Since then, his work — at DuPont and now as director of structural biology at GeneFormatics — has centered on the technology. “In the late ’80s it became very clear that the area of chemistry that I was working in, which was catalysis, was dying. An emerging area was structure biology,” says Domaille. He then made his move, first from a technology base and then to how NMR might be used in drug discovery.
At GeneFormatics, he sees his role as integrating the computational side with the experimental side and having the ability to find “high-value target structures of both proteins in their uncomplex state and with ligands bound as potential drug leads,” he says.

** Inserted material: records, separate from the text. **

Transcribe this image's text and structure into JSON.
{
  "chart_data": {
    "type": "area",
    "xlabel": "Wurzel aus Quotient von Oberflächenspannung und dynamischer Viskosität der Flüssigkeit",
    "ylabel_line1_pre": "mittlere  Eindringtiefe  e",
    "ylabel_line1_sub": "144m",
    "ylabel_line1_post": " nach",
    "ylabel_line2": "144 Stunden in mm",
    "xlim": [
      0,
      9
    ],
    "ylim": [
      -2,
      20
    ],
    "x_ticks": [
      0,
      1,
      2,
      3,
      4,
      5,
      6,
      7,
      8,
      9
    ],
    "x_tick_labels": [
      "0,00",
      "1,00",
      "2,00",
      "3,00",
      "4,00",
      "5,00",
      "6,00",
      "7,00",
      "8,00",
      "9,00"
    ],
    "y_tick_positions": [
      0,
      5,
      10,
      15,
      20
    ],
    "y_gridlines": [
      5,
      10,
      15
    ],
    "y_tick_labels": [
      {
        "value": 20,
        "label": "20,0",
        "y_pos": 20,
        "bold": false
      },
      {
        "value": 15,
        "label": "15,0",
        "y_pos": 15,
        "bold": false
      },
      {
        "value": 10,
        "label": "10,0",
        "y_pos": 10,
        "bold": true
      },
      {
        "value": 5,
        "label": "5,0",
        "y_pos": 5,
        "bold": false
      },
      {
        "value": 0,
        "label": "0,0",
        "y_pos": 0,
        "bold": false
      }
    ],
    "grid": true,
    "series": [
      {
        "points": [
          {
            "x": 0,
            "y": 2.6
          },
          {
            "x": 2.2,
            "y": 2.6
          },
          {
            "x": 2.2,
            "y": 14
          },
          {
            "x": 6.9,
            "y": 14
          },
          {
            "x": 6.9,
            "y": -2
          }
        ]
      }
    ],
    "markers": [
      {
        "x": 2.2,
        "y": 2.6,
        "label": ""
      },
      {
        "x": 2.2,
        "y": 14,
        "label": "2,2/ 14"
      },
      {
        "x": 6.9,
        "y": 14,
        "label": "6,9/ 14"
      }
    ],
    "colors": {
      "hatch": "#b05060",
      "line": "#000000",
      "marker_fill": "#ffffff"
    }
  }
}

Domaille wants to combine NMR with x-ray crystallography when searching for drug leads, saying that compounds that bind tightly to proteins are more suited for x-ray crystallography and compounds that bind weakly are more suited for NMR. “You need to choose the best available weapon to solve the structures, and they are very complimentary,” he says.
The move from big pharma to biotech intrigued Domaille, as did the depth of the structural biology and the computational focus at GeneFormatics. “Computation will always work. Whether it’s right or not needs to be determined by experiment,” he says. “Blending of those two things together is what sets us apart from other people and what interested me.”